The first time I heard of dill pickle soup, I was a few months into my job as a community reporter in Wetaskiwin, AB. My best friend and I were at Huckleberry’s Cafe, which has delicious dill pickle soup as a staple item on their menu. Normally I’m quite eager to try new food with minimal hesitation, but the idea of a soup full of pickles made my brain short circuit and I will readily admit I was quite wary at first.
Fast forward, and it’s been more than five years since that first spoonful electrified my taste buds and I’ve turned friends and family alike onto this flavourful soup. After several years of using bits and pieces of various recipes, both given and found online, I finally created this version of the soup!
Why this Dill Pickle Soup Recipe is So Delicious
The dill pickles and their juice make it a punchy soup, while the roux softens it just enough to make it creamy and not overwhelmingly sour. The carrots and potatoes give it that extra oomf of heartiness and the bacon (especially if it’s a maple wood smoked bacon) holds the flavour down and complements the sourness of the pickles really well.
I find it’s the perfect addition to spring and fall days alike, since it’s warm enough to combat any of the remaining or incoming chills in the air but also sharp and bright, akin to the sun as the weather turns.
Recipe for Dill Pickle Soup
1 lb of bacon, diced
1 white onion, diced
3 cloves of garlic, diced
1 poblano pepper, diced (optional)
3-6 potatoes (based on size), peeled and cut into bite sized pieces
3-6 carrots (based on size), peeled and cut into bite sized pieces
2 cups of diced dill pickles
5½ – 6 cups of broth (preferably veggie but chicken also works)
3-4 cups of dill pickle juice (depending on how pickley you want it)
¼ cup of butter
3 tbs flour
1 ½ cups milk
Some fresh chopped dill, black pepper and Cajun seasoning to taste for toppings.
- In a large pot, cook your diced bacon on medium heat until it’s about halfway cooked. Add your diced onions, garlic and poblano (if using) and cook until the onions are translucent, about three minutes. Once your onions are ready, add the potatoes and carrots and cook for about five minutes, letting them cook in the bacon grease. Note: If your bacon has more fat than you’d like to keep in your soup, drain some of it off before you add in your onions and garlic. The flavour compliments the sourness of the pickles really well, but if you’re concerned that you might have too much, draining some is also an option!
- Once your potatoes have started to soften and your bacon is cooked through, it’s time to add your broth. Turn to medium-high heat and stir occasionally until your soup comes to a boil. Once it starts boiling, add your diced pickles and the pickle juice and turn back down to medium heat.

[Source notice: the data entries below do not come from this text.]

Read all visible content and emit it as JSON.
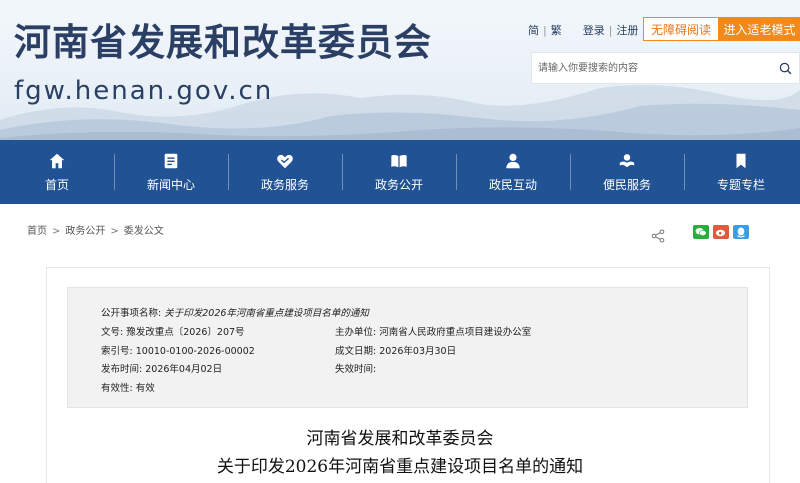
{
  "header": {
    "title": "河南省发展和改革委员会",
    "domain": "fgw.henan.gov.cn",
    "links": {
      "simplified": "简",
      "traditional": "繁",
      "login": "登录",
      "register": "注册"
    },
    "accessible_label": "无障碍阅读",
    "elder_label": "进入适老模式",
    "search_placeholder": "请输入你要搜索的内容"
  },
  "nav": {
    "items": [
      {
        "label": "首页",
        "icon": "home-icon"
      },
      {
        "label": "新闻中心",
        "icon": "news-icon"
      },
      {
        "label": "政务服务",
        "icon": "service-icon"
      },
      {
        "label": "政务公开",
        "icon": "book-icon"
      },
      {
        "label": "政民互动",
        "icon": "user-icon"
      },
      {
        "label": "便民服务",
        "icon": "hands-icon"
      },
      {
        "label": "专题专栏",
        "icon": "bookmark-icon"
      }
    ]
  },
  "breadcrumb": {
    "items": [
      "首页",
      "政务公开",
      "委发公文"
    ],
    "separator": ">"
  },
  "meta": {
    "item_name_label": "公开事项名称:",
    "item_name": "关于印发2026年河南省重点建设项目名单的通知",
    "doc_no_label": "文号:",
    "doc_no": "豫发改重点〔2026〕207号",
    "org_label": "主办单位:",
    "org": "河南省人民政府重点项目建设办公室",
    "index_label": "索引号:",
    "index": "10010-0100-2026-00002",
    "date_label": "成文日期:",
    "date": "2026年03月30日",
    "publish_label": "发布时间:",
    "publish": "2026年04月02日",
    "expire_label": "失效时间:",
    "expire": "",
    "valid_label": "有效性:",
    "valid": "有效"
  },
  "document": {
    "title_line1": "河南省发展和改革委员会",
    "title_line2": "关于印发2026年河南省重点建设项目名单的通知"
  },
  "colors": {
    "nav_bg": "#215394",
    "title": "#2a3f63",
    "accent_orange": "#f08a1c"
  }
}
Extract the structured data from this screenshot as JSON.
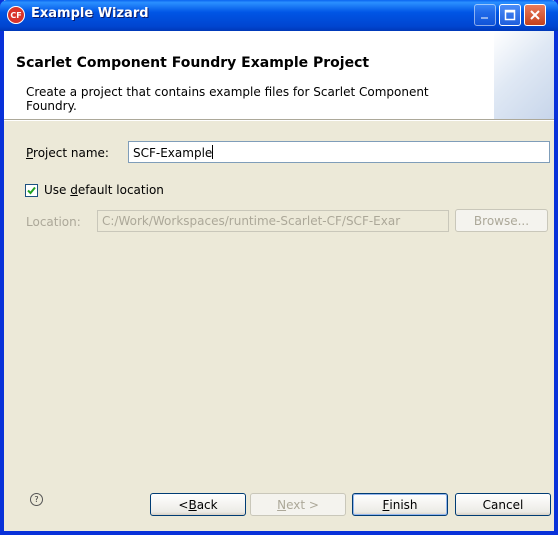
{
  "window": {
    "title": "Example Wizard",
    "app_icon_text": "CF"
  },
  "banner": {
    "title": "Scarlet Component Foundry Example Project",
    "description": "Create a project that contains example files for Scarlet Component Foundry."
  },
  "form": {
    "project_name": {
      "label_pre": "",
      "label_mnemonic": "P",
      "label_post": "roject name:",
      "value": "SCF-Example"
    },
    "use_default_location": {
      "label_pre": "Use ",
      "label_mnemonic": "d",
      "label_post": "efault location",
      "checked": true
    },
    "location": {
      "label": "Location:",
      "value": "C:/Work/Workspaces/runtime-Scarlet-CF/SCF-Exar"
    },
    "browse_label": "Browse..."
  },
  "buttons": {
    "back": {
      "pre": "< ",
      "mnemonic": "B",
      "post": "ack"
    },
    "next": {
      "pre": "",
      "mnemonic": "N",
      "post": "ext >"
    },
    "finish": {
      "pre": "",
      "mnemonic": "F",
      "post": "inish"
    },
    "cancel": "Cancel"
  },
  "icons": {
    "help": "help-icon",
    "checkmark": "checkmark-icon",
    "minimize": "minimize-icon",
    "maximize": "maximize-icon",
    "close": "close-icon"
  }
}
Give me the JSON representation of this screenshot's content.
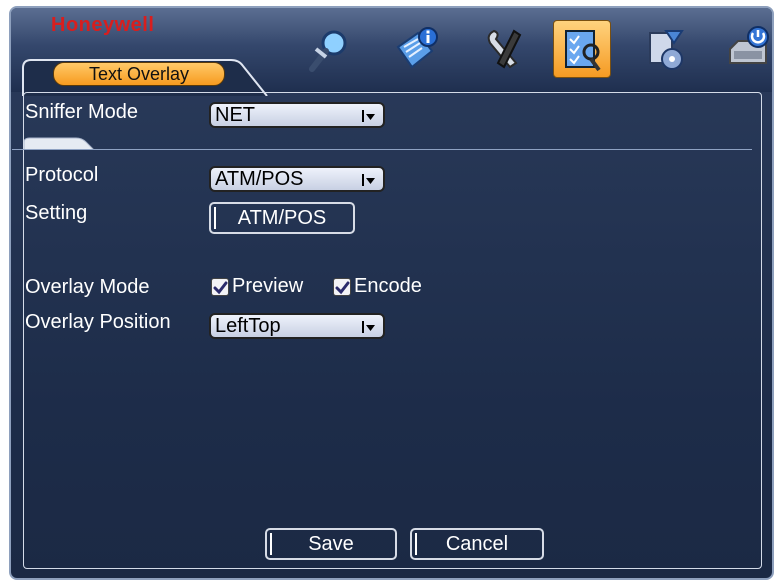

- In a small pot or a high walled pan on medium heat, melt the ¼ cup of butter and then add in the flour. Stir together until it’s well mixed and is a soft form. Slowly start adding the milk, about half a cup at a time, and incorporate well into the butter and flour mixture. It should become quite thick but still move a little like a liquid.\
- Add the roux to the soup and whisk it to incorporate it well. Allow it to continue cooking on medium heat for another five to ten minutes, occasionally stirring, to allow it to thicken up a bit.
- Garnish with freshly chopped dill, freshly ground black pepper, or a sprinkle of Cajun seasoning. Pair with a Caesar using whatever dill pickle juice is leftover and enjoy!
Note: The dill pickle soup in the photos is quite red, though most soups will appear as a creamy green. This is due to the Purple Haze carrots and homemade vegetable broth that was used.